The effects of expansion and turbulence on the interplanetary evolution of a magnetic cloud

Coronal mass ejections represent the most extreme solar products, and show complex and dynamic structures when detected in situ. They are often preceded by a shock and carry a magnetic cloud organised as a flux rope, surrounded and permeated by turbulent fluctuations, and whose radial size expands during propagation. We investigate the internal dynamics of the 2D section of a cylindrical flux rope propagating at a constant velocity in the spherically expanding solar wind. To do this, we employed the expanding box model, which allows for high spatial resolution. We used a simplified setting with a uniform and non-magnetised solar wind, on which we superpose turbulent fluctuations. We find that the spherically expanding geometry alone perturbs the flux rope equilibrium and produces a radial head-tail velocity profile and a radial size increase.
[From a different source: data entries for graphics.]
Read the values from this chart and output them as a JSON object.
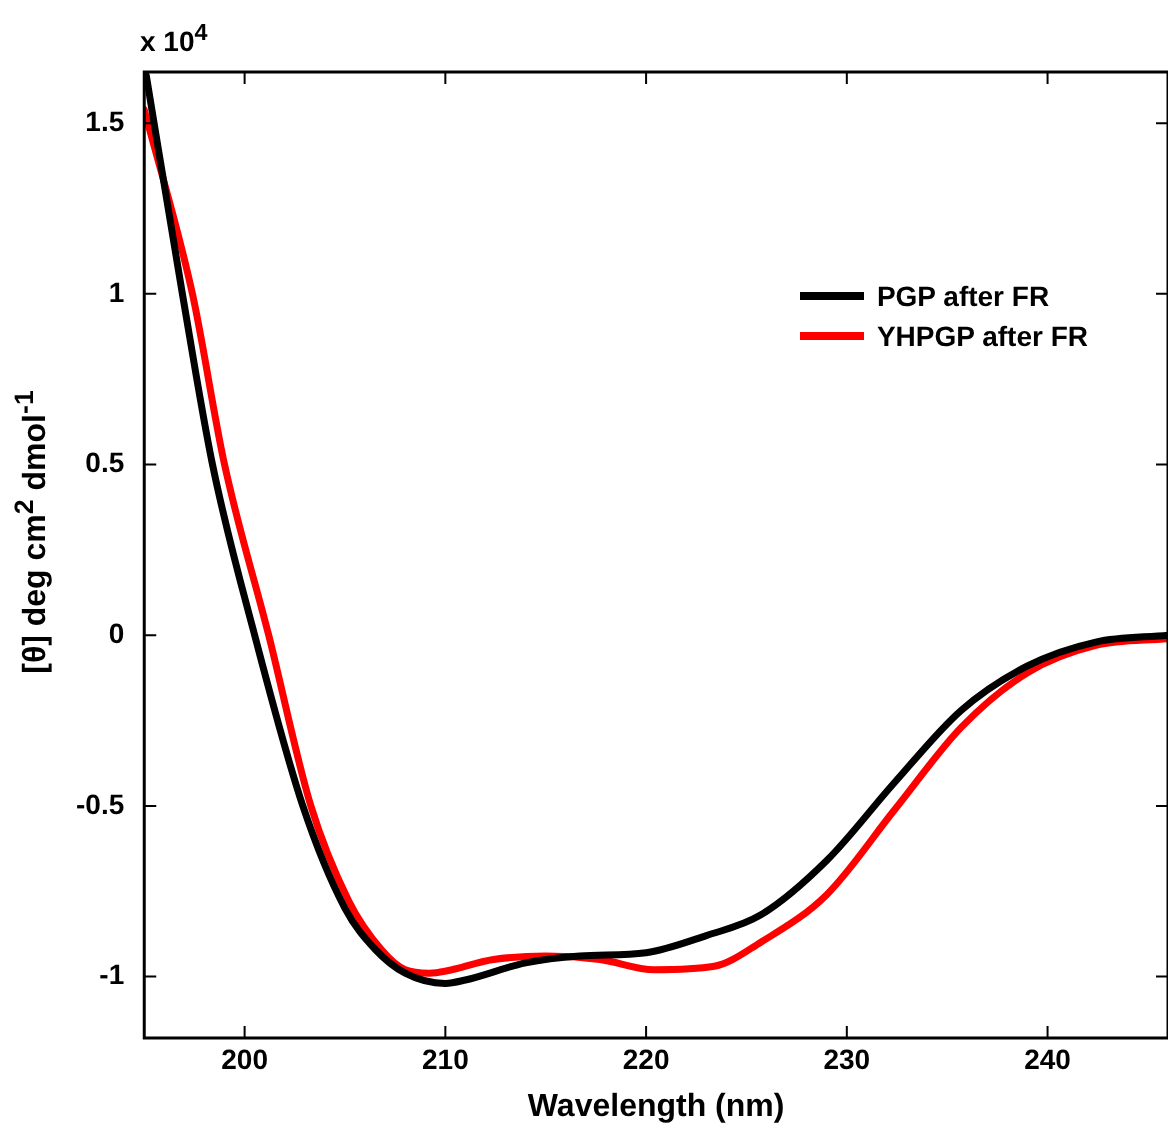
{
  "chart_data": {
    "type": "line",
    "xlabel": "Wavelength (nm)",
    "ylabel": "[θ] deg cm$^{2}$ dmol$^{-1}$",
    "annotations": [
      "x 10$^{4}$"
    ],
    "xlim": [
      195,
      246
    ],
    "xticks": [
      200,
      210,
      220,
      230,
      240
    ],
    "ylim": [
      -1.18,
      1.65
    ],
    "yticks": [
      -1,
      -0.5,
      0,
      0.5,
      1,
      1.5
    ],
    "legend": "top right",
    "grid": false,
    "marker": "none",
    "line_style": "solid",
    "series": [
      {
        "name": "PGP after FR",
        "color": "#000000",
        "x": [
          195.1,
          196.9,
          198.4,
          200.5,
          202.9,
          205.0,
          206.5,
          208,
          210,
          211,
          214,
          216.7,
          220,
          223,
          225.7,
          229,
          232.4,
          235.7,
          239,
          242.4,
          246
        ],
        "values": [
          1.64,
          1.0,
          0.5,
          0,
          -0.5,
          -0.8,
          -0.92,
          -0.99,
          -1.02,
          -1.01,
          -0.96,
          -0.94,
          -0.93,
          -0.88,
          -0.82,
          -0.66,
          -0.43,
          -0.22,
          -0.09,
          -0.02,
          0
        ]
      },
      {
        "name": "YHPGP after FR",
        "color": "#ff0000",
        "x": [
          195,
          197.4,
          199.0,
          201.2,
          203.3,
          205.2,
          206.8,
          208,
          209.2,
          212.4,
          215,
          217.7,
          220.4,
          223.4,
          225.7,
          229,
          232.4,
          235.7,
          239,
          242.4,
          246
        ],
        "values": [
          1.54,
          1.0,
          0.5,
          0,
          -0.5,
          -0.78,
          -0.92,
          -0.98,
          -0.99,
          -0.95,
          -0.94,
          -0.95,
          -0.98,
          -0.97,
          -0.9,
          -0.76,
          -0.51,
          -0.27,
          -0.11,
          -0.03,
          -0.01
        ]
      }
    ]
  }
}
The ratio between the expansion and Alfvén timescales, which are associated to propagation and internal crossing time respectively, controls the resistance to transverse stretching and the increase of the flux rope radial extent; the plasma beta controls the overall size of the structure. Turbulent fluctuations mainly affect the flux rope transverse structure and spread its axial field at distances comparable to its size; on the contrary, dynamics along the radial direction remains coherent and the increase in radial size is still consistently observed. We validate our results by comparison with statistical observations and dimensionless estimates, such as the expansion parameter and the radial size scaling exponent. Such a comparison suggests that the ratio between internal and propagation timescales might help in better classifying different kinds of radial expansion for flux ropes.